Although clinical care is multidisciplinary, intensive care unit research commonly focuses on single-discipline themes. We sought to characterize intensive care unit research conducted by physicians and nurses.
One hundred randomly selected reports of clinical studies published in critical care medical and nursing journals were reviewed.
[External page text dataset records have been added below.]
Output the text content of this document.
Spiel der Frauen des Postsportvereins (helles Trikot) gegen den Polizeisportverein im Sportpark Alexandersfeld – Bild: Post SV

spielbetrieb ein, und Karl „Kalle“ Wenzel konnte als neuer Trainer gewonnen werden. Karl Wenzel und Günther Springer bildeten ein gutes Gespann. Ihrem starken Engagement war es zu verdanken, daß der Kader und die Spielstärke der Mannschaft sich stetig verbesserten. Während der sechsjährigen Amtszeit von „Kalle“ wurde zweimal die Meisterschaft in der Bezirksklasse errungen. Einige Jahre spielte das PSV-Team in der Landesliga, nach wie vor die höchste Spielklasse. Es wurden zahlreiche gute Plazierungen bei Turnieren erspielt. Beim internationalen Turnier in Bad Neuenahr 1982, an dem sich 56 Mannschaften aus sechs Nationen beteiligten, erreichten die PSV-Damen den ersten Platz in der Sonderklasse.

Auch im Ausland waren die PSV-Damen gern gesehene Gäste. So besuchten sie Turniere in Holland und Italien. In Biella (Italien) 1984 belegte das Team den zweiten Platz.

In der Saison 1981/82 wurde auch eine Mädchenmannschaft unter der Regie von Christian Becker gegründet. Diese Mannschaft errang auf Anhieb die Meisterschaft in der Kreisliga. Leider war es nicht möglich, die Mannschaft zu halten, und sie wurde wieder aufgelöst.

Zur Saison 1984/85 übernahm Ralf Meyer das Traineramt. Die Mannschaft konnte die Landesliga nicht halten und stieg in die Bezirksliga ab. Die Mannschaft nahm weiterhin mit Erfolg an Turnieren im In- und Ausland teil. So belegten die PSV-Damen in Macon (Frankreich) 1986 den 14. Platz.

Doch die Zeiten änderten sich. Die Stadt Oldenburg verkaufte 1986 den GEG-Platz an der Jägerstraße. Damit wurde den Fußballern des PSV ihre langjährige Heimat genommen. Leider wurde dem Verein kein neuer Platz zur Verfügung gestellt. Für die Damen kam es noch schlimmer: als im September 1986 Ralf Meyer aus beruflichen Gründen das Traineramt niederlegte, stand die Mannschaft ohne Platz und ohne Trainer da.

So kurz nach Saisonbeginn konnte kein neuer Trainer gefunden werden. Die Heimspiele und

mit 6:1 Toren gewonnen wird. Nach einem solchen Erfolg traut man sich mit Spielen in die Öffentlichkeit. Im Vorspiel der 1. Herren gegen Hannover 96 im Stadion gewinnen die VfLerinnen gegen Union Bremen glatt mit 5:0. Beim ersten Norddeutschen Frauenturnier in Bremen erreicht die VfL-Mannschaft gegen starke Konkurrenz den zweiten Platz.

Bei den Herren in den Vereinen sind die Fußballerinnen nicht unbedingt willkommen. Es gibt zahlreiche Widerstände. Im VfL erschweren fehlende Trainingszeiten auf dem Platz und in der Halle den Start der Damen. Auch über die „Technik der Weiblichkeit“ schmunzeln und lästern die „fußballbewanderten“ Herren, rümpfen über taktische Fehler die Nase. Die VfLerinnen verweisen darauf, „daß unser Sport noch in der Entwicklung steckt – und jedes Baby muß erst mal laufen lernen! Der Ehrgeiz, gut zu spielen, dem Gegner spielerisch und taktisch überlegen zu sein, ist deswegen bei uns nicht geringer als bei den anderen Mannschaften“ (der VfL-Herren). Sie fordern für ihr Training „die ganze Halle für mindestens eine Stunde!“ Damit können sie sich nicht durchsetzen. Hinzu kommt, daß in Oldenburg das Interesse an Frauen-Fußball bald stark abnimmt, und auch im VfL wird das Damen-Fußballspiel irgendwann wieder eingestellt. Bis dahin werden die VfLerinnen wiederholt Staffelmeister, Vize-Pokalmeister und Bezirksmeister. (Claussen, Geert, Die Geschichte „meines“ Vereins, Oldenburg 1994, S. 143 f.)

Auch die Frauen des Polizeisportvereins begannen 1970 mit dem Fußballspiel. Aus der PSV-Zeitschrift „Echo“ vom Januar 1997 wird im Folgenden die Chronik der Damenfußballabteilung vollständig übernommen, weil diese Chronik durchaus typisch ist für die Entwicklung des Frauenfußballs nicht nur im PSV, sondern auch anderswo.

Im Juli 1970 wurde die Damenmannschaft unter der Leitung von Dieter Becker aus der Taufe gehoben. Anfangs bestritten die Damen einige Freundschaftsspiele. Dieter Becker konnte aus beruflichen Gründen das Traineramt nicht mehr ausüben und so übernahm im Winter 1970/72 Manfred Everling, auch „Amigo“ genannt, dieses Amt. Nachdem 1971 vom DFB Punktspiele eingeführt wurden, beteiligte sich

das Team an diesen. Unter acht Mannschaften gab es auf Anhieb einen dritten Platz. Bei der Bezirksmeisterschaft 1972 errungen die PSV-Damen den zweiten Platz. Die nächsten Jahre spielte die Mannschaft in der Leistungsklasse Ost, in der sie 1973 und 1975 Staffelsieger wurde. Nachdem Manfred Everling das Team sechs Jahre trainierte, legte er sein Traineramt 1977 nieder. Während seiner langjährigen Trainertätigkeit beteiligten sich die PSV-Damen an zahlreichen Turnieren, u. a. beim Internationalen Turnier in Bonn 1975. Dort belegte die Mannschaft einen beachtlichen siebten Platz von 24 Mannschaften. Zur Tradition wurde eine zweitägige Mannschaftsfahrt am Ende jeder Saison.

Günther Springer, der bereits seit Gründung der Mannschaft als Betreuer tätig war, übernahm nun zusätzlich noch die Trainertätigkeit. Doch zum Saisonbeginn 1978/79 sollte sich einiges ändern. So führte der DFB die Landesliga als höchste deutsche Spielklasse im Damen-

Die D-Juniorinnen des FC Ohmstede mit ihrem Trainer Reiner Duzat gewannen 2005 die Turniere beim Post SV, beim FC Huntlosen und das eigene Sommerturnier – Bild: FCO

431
Of the 100 articles reviewed, 50 were published in medical journals and 50 were published in nursing journals. Only 1 medical study (2%) used qualitative methods, compared with 9 nursing studies (18%) (P = .02). The distribution of quantitative study designs differed between medical and nursing journals (P < .001), with medical journals having a predominance of cohort studies (29 articles [58%]). Compared with medical journal articles, nursing journal articles had significantly fewer authors (median [interquartile range], 5 [3-6] vs 8 [6-10]; P < .001) and study participants (94 [51-237] vs 375 [86-4183]; P < .001) and a significantly lower proportion of male study participants (55% [26%-65%] vs 60% [51%-65%]; P = .02). Studies published in medical journals were much more likely than those published in nursing journals to exclusively involve patients as participants (47 [94%] vs 25 [50%]; P < .001). Coauthorship between physicians and nurses was evident in 14 articles (14%), with infrequent inclusion of authors from other health care disciplines.
Physician research and nurse research differ in several important aspects and tend to occur within silos. Increased interprofessional collaboration is possible and worthwhile.